La Cour Pénale Internationale (CPI) vient de publier son Rapport Intérimaire sur la Colombie (1). C’est d’autant plus intéressant à lire que cela en dit plus long sur la CPI elle-même que sur la Colombie. Dans le rapport, la CPI explique que la Colombie est sous examen préliminaire de la CPI depuis juin 2004. C’est tout à fait curieux, car le rapport conclut que les pires crimes de l’armée colombienne - les meurtres "faux positifs" au cours desquels l’armée a assassiné environ 3000 civils innocents pour les habiller en guérilleros et les faire passer comme tels - "ont été commis, pour la plupart, entre 2004 et 2008."

En d’autres termes, l’armée a perpétré ses violations les plus connues sous l’oeil attentif de la CPI, véritable inspecteur Clouseau (celui de la Panthère Rose ndt). Peut-être la CPI était-elle trop occupée à poursuivre des Africains en justice - ils semblent être la seule cible de la CPI - pour avoir eu le temps de s’occuper de ces crimes.

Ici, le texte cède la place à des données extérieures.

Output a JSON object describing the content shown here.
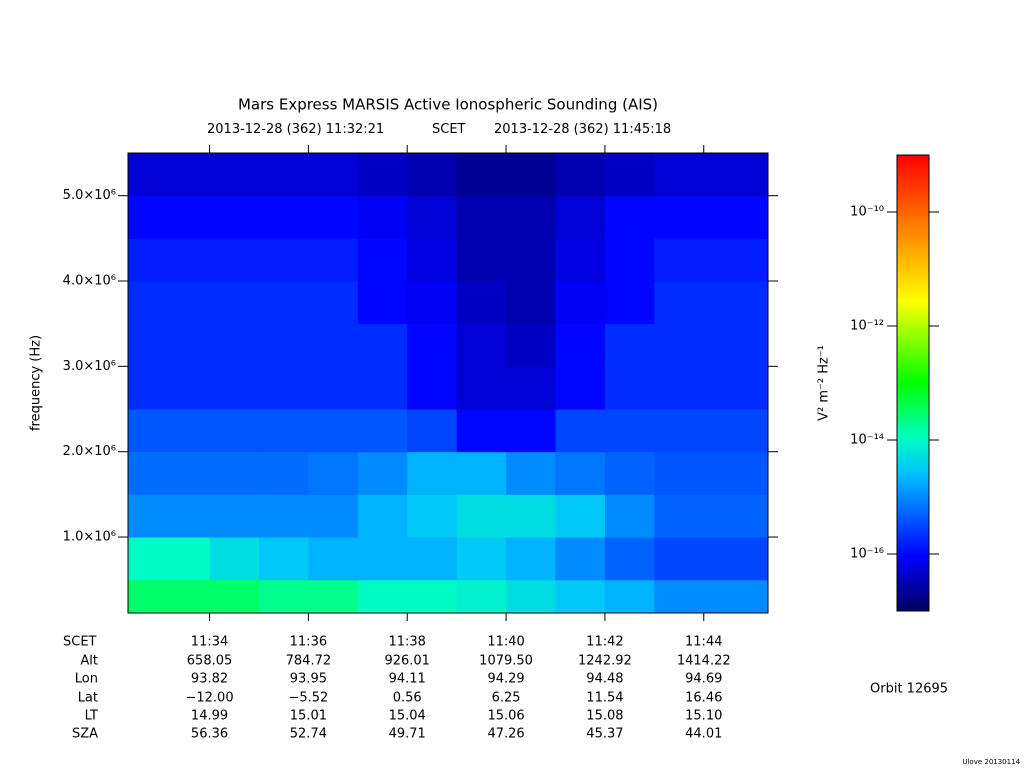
{
  "chart_data": {
    "type": "heatmap",
    "title": "Mars Express MARSIS Active Ionospheric Sounding (AIS)",
    "subtitle": {
      "start_date": "2013-12-28 (362)",
      "start_time": "11:32:21",
      "time_system": "SCET",
      "end_date": "2013-12-28 (362)",
      "end_time": "11:45:18"
    },
    "y_label": "frequency (Hz)",
    "ylim": [
      110000,
      5500000
    ],
    "yticks": [
      {
        "value": 1000000,
        "label": "1.0×10⁶"
      },
      {
        "value": 2000000,
        "label": "2.0×10⁶"
      },
      {
        "value": 3000000,
        "label": "3.0×10⁶"
      },
      {
        "value": 4000000,
        "label": "4.0×10⁶"
      },
      {
        "value": 5000000,
        "label": "5.0×10⁶"
      }
    ],
    "xticks": [
      "11:34",
      "11:36",
      "11:38",
      "11:40",
      "11:42",
      "11:44"
    ],
    "x_bins": [
      "11:32",
      "11:33",
      "11:34",
      "11:35",
      "11:36",
      "11:37",
      "11:38",
      "11:39",
      "11:40",
      "11:41",
      "11:42",
      "11:43",
      "11:44",
      "11:45",
      "11:46"
    ],
    "y_bins": [
      0,
      500000,
      1000000,
      1500000,
      2000000,
      2500000,
      3000000,
      3500000,
      4000000,
      4500000,
      5000000,
      5500000
    ],
    "values": [
      [
        3e-14,
        3e-14,
        3e-14,
        2e-14,
        2e-14,
        1e-14,
        1e-14,
        8e-15,
        5e-15,
        3e-15,
        2e-15,
        1e-15,
        1e-15,
        1e-15
      ],
      [
        1e-14,
        1e-14,
        5e-15,
        3e-15,
        2e-15,
        2e-15,
        2e-15,
        3e-15,
        2e-15,
        1e-15,
        5e-16,
        3e-16,
        3e-16,
        3e-16
      ],
      [
        1e-15,
        1e-15,
        1e-15,
        1e-15,
        1e-15,
        2e-15,
        3e-15,
        5e-15,
        5e-15,
        3e-15,
        1e-15,
        5e-16,
        5e-16,
        5e-16
      ],
      [
        6e-16,
        6e-16,
        6e-16,
        6e-16,
        7e-16,
        1e-15,
        2e-15,
        2e-15,
        1e-15,
        7e-16,
        5e-16,
        4e-16,
        4e-16,
        4e-16
      ],
      [
        4e-16,
        4e-16,
        4e-16,
        4e-16,
        4e-16,
        4e-16,
        3e-16,
        1e-16,
        1e-16,
        3e-16,
        3e-16,
        3e-16,
        3e-16,
        3e-16
      ],
      [
        2e-16,
        2e-16,
        2e-16,
        2e-16,
        2e-16,
        2e-16,
        1e-16,
        5e-17,
        5e-17,
        1e-16,
        2e-16,
        2e-16,
        2e-16,
        2e-16
      ],
      [
        2e-16,
        2e-16,
        2e-16,
        2e-16,
        2e-16,
        2e-16,
        1e-16,
        5e-17,
        4e-17,
        1e-16,
        2e-16,
        2e-16,
        2e-16,
        2e-16
      ],
      [
        2e-16,
        2e-16,
        2e-16,
        2e-16,
        2e-16,
        1e-16,
        8e-17,
        4e-17,
        3e-17,
        8e-17,
        1e-16,
        2e-16,
        2e-16,
        2e-16
      ],
      [
        1.5e-16,
        1.5e-16,
        1.5e-16,
        1.5e-16,
        1.5e-16,
        1e-16,
        6e-17,
        3e-17,
        3e-17,
        6e-17,
        1e-16,
        1.5e-16,
        1.5e-16,
        1.5e-16
      ],
      [
        1e-16,
        1e-16,
        1e-16,
        1e-16,
        1e-16,
        8e-17,
        5e-17,
        3e-17,
        3e-17,
        5e-17,
        1e-16,
        1e-16,
        1e-16,
        1e-16
      ],
      [
        5e-17,
        5e-17,
        5e-17,
        5e-17,
        5e-17,
        4e-17,
        3e-17,
        2e-17,
        2e-17,
        3e-17,
        4e-17,
        5e-17,
        5e-17,
        5e-17
      ]
    ],
    "colorbar": {
      "label": "V² m⁻² Hz⁻¹",
      "log": true,
      "lim": [
        1e-17,
        1e-09
      ],
      "ticks": [
        {
          "value": 1e-10,
          "label": "10⁻¹⁰"
        },
        {
          "value": 1e-12,
          "label": "10⁻¹²"
        },
        {
          "value": 1e-14,
          "label": "10⁻¹⁴"
        },
        {
          "value": 1e-16,
          "label": "10⁻¹⁶"
        }
      ]
    },
    "ephemeris": {
      "time_label": "SCET",
      "rows": [
        {
          "label": "Alt",
          "values": [
            "658.05",
            "784.72",
            "926.01",
            "1079.50",
            "1242.92",
            "1414.22"
          ]
        },
        {
          "label": "Lon",
          "values": [
            "93.82",
            "93.95",
            "94.11",
            "94.29",
            "94.48",
            "94.69"
          ]
        },
        {
          "label": "Lat",
          "values": [
            "−12.00",
            "−5.52",
            "0.56",
            "6.25",
            "11.54",
            "16.46"
          ]
        },
        {
          "label": "LT",
          "values": [
            "14.99",
            "15.01",
            "15.04",
            "15.06",
            "15.08",
            "15.10"
          ]
        },
        {
          "label": "SZA",
          "values": [
            "56.36",
            "52.74",
            "49.71",
            "47.26",
            "45.37",
            "44.01"
          ]
        }
      ]
    },
    "orbit": "Orbit 12695"
  },
  "footer": "Ulove 20130114"
}
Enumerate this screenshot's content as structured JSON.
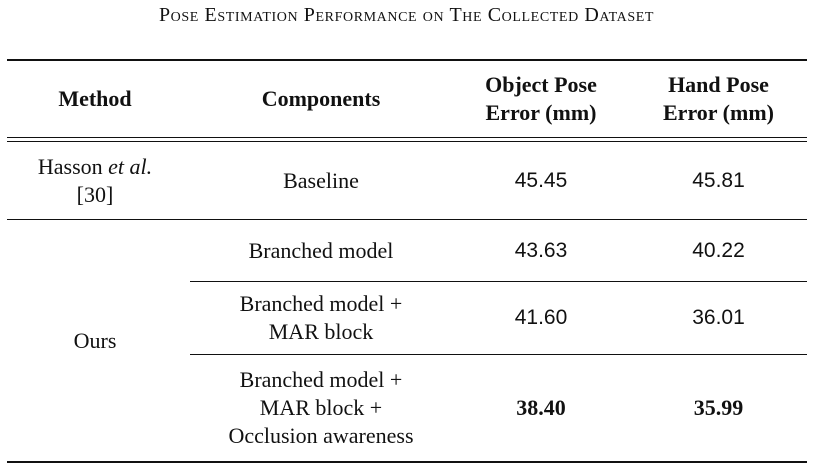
{
  "caption": "Pose Estimation Performance on The Collected Dataset",
  "header": {
    "method": "Method",
    "components": "Components",
    "object_line1": "Object Pose",
    "object_line2": "Error (mm)",
    "hand_line1": "Hand Pose",
    "hand_line2": "Error (mm)"
  },
  "rows": [
    {
      "method_name": "Hasson",
      "method_etal": "et al.",
      "method_ref": "[30]",
      "components": [
        "Baseline"
      ],
      "object_error": "45.45",
      "hand_error": "45.81"
    },
    {
      "method": "Ours",
      "components": [
        "Branched model"
      ],
      "object_error": "43.63",
      "hand_error": "40.22"
    },
    {
      "method": "Ours",
      "components": [
        "Branched model +",
        "MAR block"
      ],
      "object_error": "41.60",
      "hand_error": "36.01"
    },
    {
      "method": "Ours",
      "components": [
        "Branched model +",
        "MAR block +",
        "Occlusion awareness"
      ],
      "object_error": "38.40",
      "hand_error": "35.99"
    }
  ],
  "ours_label": "Ours"
}
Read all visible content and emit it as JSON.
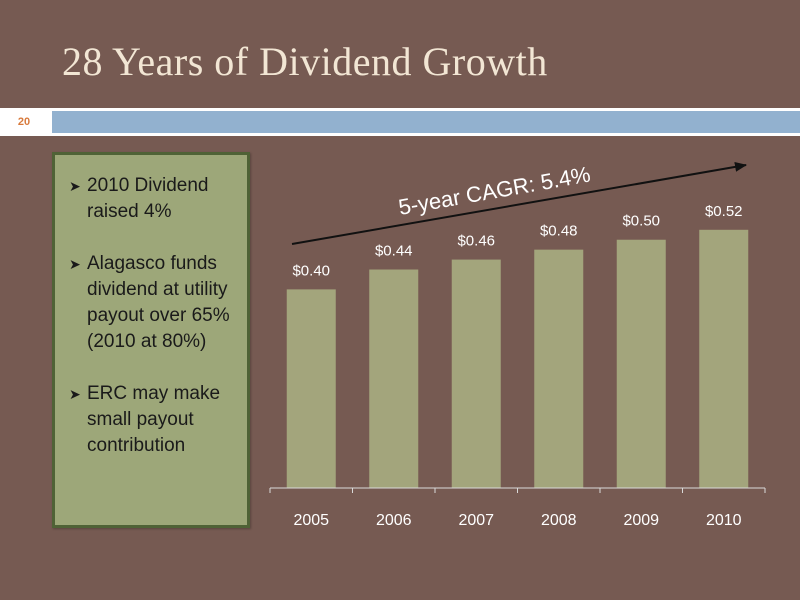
{
  "slide": {
    "title": "28 Years of Dividend Growth",
    "number": "20"
  },
  "bullets": [
    {
      "text": "2010 Dividend raised 4%"
    },
    {
      "text": "Alagasco funds dividend at utility payout over 65% (2010 at 80%)"
    },
    {
      "text": "ERC may make small payout contribution"
    }
  ],
  "colors": {
    "background": "#765A52",
    "bar": "#A3A57C",
    "box": "#9DA779",
    "title": "#F2E6D4",
    "accent_blue": "#92B1CF"
  },
  "chart_data": {
    "type": "bar",
    "categories": [
      "2005",
      "2006",
      "2007",
      "2008",
      "2009",
      "2010"
    ],
    "values": [
      0.4,
      0.44,
      0.46,
      0.48,
      0.5,
      0.52
    ],
    "value_labels": [
      "$0.40",
      "$0.44",
      "$0.46",
      "$0.48",
      "$0.50",
      "$0.52"
    ],
    "ylim": [
      0,
      0.58
    ],
    "grid": false,
    "annotation": "5-year CAGR: 5.4%"
  }
}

Quoiqu’il en soit, les conclusions de la CPI soulèvent beaucoup de questions sur l’armée colombienne, et encore plus sur son commanditaire étasunien. En effet, le moment où il y a eu le plus de "faux positifs" (2004 à 2008) correspond aussi au moment où les Etats-Unis fournissaient le plus d’aide militaire à la Colombie. Et il semble que ce ne soit pas exactement une coïncidence.

La CPI décrit le phénomène des "faux positifs" comme suit :

Des membres de l’état, en particulier des membres de l’armée colombienne, auraient aussi, semble-t-il, délibérément tué des milliers de civils pour améliorer leurs taux de réussite dans le contexte du conflit armé intérieur et pour obtenir des fonds étasuniens. Les civils exécutés étaient comptabilisés comme des guérilleros tués dans les combats grâce à l’altération des scènes de crime. .... Les informations dont nous disposons indiquent que ces meurtres ont été perpétrés par des membres de l’armée opérant parfois conjointement avec des paramilitaires et des civils, au cours d’attaques dirigées contre les civils dans différentes parties de la Colombie. Les meurtres étaient parfois précédés de détention arbitraire, de torture et d’autres formes de maltraitance.

La CPI conclut que ces assassinats étaient systématiques, approuvés par les officiers les plus gradés de l’armée colombienne et qu’ils étaient l’expression par conséquent d’une "politique d’état".

Les tueries - que la CPI qualifie à la fois de "meurtres" et de "disparitions forcées"- n’étaient pas faites au hasard mais ciblaient, selon la CPI, des "catégories particulières de civils" comme des "marginaux" vivant à l’écart, des chômeurs, des pauvres ou des drogués ; des militants politiques, sociaux ou communautaires ; des natifs, des mineurs, des paysans et des handicapés. Par ailleurs, les régions qui ont le plus souffert de ces meurtres ont été, en ordre décroissant, Antioquia, Meta, Hila et Norte de Santander. Comme l’a noté la CPI, les victimes des "faux positifs"ont souvent fini dans des charniers.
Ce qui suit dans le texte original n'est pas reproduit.